Singkat cerita, Islam masuk ke Andalusia dengan cepat, membawa perubahan besar dalam cara pandang Eropa, meninggalkan berbagai monumen sejarah, seperti istana, benteng, perpustakaan, dan pusat kebudayaan Islam. Namun, kemudian Islam seakan hilang ditelan bumi, tercerabut dari hati masyarakat Andalusia dan sekarang tinggallah Islam sebagai monumen sejarah di Andalusia.

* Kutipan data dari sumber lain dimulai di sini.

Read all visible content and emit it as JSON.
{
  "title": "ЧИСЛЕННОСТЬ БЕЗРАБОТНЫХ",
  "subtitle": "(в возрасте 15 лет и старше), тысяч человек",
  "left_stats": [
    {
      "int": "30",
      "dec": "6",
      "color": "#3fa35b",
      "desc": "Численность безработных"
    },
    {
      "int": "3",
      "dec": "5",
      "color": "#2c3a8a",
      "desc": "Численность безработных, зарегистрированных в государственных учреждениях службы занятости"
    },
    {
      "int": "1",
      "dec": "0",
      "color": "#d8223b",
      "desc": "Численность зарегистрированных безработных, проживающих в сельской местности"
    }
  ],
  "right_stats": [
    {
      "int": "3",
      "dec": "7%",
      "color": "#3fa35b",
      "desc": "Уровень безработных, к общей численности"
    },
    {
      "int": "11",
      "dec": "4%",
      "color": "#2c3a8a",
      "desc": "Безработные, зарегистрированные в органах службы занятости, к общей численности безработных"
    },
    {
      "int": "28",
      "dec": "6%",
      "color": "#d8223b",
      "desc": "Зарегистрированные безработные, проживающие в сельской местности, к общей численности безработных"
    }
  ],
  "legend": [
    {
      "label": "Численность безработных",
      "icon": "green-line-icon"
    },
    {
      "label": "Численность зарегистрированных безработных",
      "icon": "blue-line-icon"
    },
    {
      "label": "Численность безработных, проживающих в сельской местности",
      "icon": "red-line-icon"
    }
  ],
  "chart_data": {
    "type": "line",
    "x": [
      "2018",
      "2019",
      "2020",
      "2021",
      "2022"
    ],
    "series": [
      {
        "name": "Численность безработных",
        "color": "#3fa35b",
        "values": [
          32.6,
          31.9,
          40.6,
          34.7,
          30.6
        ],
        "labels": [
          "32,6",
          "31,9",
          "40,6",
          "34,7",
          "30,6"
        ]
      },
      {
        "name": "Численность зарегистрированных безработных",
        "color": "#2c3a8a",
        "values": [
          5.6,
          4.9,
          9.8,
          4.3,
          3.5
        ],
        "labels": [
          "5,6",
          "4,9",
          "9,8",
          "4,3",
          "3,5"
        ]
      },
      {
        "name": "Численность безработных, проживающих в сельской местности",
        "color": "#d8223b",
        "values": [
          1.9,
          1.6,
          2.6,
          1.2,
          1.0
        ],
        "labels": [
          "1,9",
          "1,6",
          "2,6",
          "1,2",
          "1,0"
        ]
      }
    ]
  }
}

Islam masuk ke Indonesia dibawa oleh para pedagang Yaman, India, juga belakangan Cina. Masuk perlahan-lahan, menarik simpati masyarakat dengan akhlak mereka dalam berdagang, Islam menyebar ke seluruh pelosok Indonesia. Tidak ada perubahan revolusioner seperti di Eropa yang menginspirasi gerakan Renaissance, Rasionalitas, atau Aufklarung. Tidak ada pula peninggalan sejarah, seperti istana, benteng, perpustakaan, dan pusat kebudayaan megah seperti di Andalusia. Perubahan demi perubahan seakan beringsut satu depa demi satu depa. Bahkan sampai abad 20, kita masih lazim mendengar Al-Fatihah dilafalkan Al-Patekah, Ismail menjadi Ismangil, Alhamdulillah menjadi Ngalkamdulillah.
Namun selanjutnya, seluruh dunia tercengang melihat perkembangan Islam di Indonesia yang sampai saat ini menjadi umat Islam terbesar di dunia. Pemikiran Islam di Indonesia juga merupakan yang paling dinamis dan variatif di dunia. Berbagai paham, mazhab, dan gerakan Islam berkembang subur di Indonesia, mulai dari yang sangat puritan sampai yang sangat liberal.
Andalusia dan Indonesia mempunyai kesamaan, dalam artian berkembangnya Islam dalam masyarakat yang sangat heterogen. Kristen, Katolik, Yahudi, dan Islam hidup bersama di Andalusia. Hindu, Buddha, Kristen, Katolik, dan Islam hidup bersama di Indonesia. Berbagai ras dan suku bangsa juga hidup damai sejahtera di Andalusia dan Indonesia.
Para pembawa Islam ke Andalusia kemudian menjadi raja-raja di Andalusia yang selanjutnya diteruskan oleh keturunannya. Sedangkan para pembawa Islam ke Indonesia tetap menjadi pedagang, pendakwah, dan penasihat raja.
Metode masuknya Islam ke Indonesia ini yang diyakini sebagai metode yang paling berhasil dalam sejarah. Metode ini pula diyakini merupakan metode paling tepat dalam pengembangan ekonomi syariah di Indonesia.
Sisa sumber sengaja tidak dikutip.